Of course, the younger Crawleys inherited their impeccable sense of style from their mother Cora (Elizabeth McGovern). In the movie, the Countess of Grantham charms in exquisitely detailed and gorgeously draped gowns, like one of Robbins’s favorites worn to the royal ball.
“It started off as a length of turquoise silk with silver leaf lamé,” Robbins says, about the fabric she originally bought for Edith. “So my amazing dyer, Ryan Kearney, stripped the color out and dyed it this very, very Cora mauve.” She then created the “tabard dress” with diamanté-embellishment, sheer cape-like sleeves, an ethereal train, plus cartridge-pleated and original silver lamé low-slung at the hip.
The gold and silver-detailed black blouse (below) that Cora wears for the King and Queen’s visit is another work of Robbins’s costume genius. “I found this silk tulle scarf with the most amazing deco embroidery in metallic thread and normal silk thread,” Robbins says. “The colors are gorgeous. She wears very intricate blouses, so I turned this scarf [into a top].”
Royal etiquette fun fact: Tradition dictates that only married women are allowed to wear tiaras — which meant copious amounts of bejeweled headwear were required for the movie. “It was the tiara show,” laughs Robbins. “I had to cast my net a lot wider because I needed so many of them.”
But she wanted to stay authentic to real and “recognizable” royal jewels for Queen Mary. “It couldn’t be something that was generic. It had to feel like you’ve seen it. You’ve seen our Queen Elizabeth II wearing it,” explains Robbins. So she had her model maker create exact replicas of the famed Cambridge Emeralds: the crown, necklace, brooch, earrings and bracelet worn by Queen Mary (Geraldine James). “The jewelry is rooted in reality for the characters that are real,” she adds.
Speaking of real, heritage jewelers Bentley & Skinner loaned the production a trio of precious headpieces for the ball. “Violet [Maggie Smith], Edith and Cora are in tiaras worth an eye-watering sum of money,” laughs Robbins. The Dowager Countess’s Victorian-era crown totals 16.5 carats of brilliant-cut diamonds, while Cora’s Edwardian headpiece is comprised of a more modest eight carats.
“Real diamonds twinkling around the dance-floor set the standard quite high. The rest of the tiaras couldn’t feel like you were looking at an imitation when you had the real thing there,” adds Robbins. Although, my personal favorite is faux: Edith’s stunning starburst circlet worn mid-forehead, like a really expensive flower crown, to the luncheon.

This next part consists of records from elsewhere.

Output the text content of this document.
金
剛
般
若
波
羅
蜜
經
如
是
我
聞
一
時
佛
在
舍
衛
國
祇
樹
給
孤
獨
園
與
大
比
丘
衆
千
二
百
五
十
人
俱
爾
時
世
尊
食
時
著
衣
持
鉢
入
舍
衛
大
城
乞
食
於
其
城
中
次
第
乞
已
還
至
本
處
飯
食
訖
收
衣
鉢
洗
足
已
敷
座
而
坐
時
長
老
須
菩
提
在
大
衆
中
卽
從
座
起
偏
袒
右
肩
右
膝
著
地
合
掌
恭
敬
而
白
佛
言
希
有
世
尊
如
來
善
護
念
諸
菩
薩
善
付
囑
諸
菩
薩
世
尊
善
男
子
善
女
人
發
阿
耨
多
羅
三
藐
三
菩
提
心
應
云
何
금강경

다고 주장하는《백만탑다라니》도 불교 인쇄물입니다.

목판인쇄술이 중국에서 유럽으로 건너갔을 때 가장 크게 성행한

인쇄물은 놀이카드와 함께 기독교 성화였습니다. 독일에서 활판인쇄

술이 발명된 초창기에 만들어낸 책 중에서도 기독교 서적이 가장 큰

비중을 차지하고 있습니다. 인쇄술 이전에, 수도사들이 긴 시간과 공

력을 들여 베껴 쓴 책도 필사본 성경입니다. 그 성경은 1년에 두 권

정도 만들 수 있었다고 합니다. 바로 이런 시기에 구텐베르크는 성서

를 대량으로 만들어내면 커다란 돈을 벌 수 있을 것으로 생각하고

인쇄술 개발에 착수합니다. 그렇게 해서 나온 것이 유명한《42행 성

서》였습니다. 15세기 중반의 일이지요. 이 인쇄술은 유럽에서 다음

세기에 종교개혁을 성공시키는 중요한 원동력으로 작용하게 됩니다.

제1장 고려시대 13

The downstairs staff, now led by Mrs. Hughes (Phyllis Logan) and a promoted Thomas Barrow (Robert James Collier) — well, until Carson (Jim Carter) is summoned back by his favorite, Lady Mary — step up their wardrobe, too. The adorably bumbling Molesly (Kevin Doyle) temporarily returns from teaching and, along with Andy (Michael Fox), enjoys the privilege of wearing uniforms of their royal counterparts (above).
“Really upping the ante and making sure they could stand shoulder-to-shoulder with the royal footmen,” says Robbins. “That was really great fun to look at all the estate livery from the grand houses of England and the silver lacing and frogging up the front and on the velvet waistcoats. Then we put them into white breeches, white stockings and patent pumps and they really do look so grand. Downton’s done itself proud.”
Although some things never change, both on-screen and behind-the-scenes. “Leslie [Nicol], Mrs. Patmore, has had the same cap for six years,” Robbins laughs. “I offered to make her a new one, and she said, ‘No no, this is my cap. I need my cap.’ So there are certain things that are favorites and that’s the way it should be.”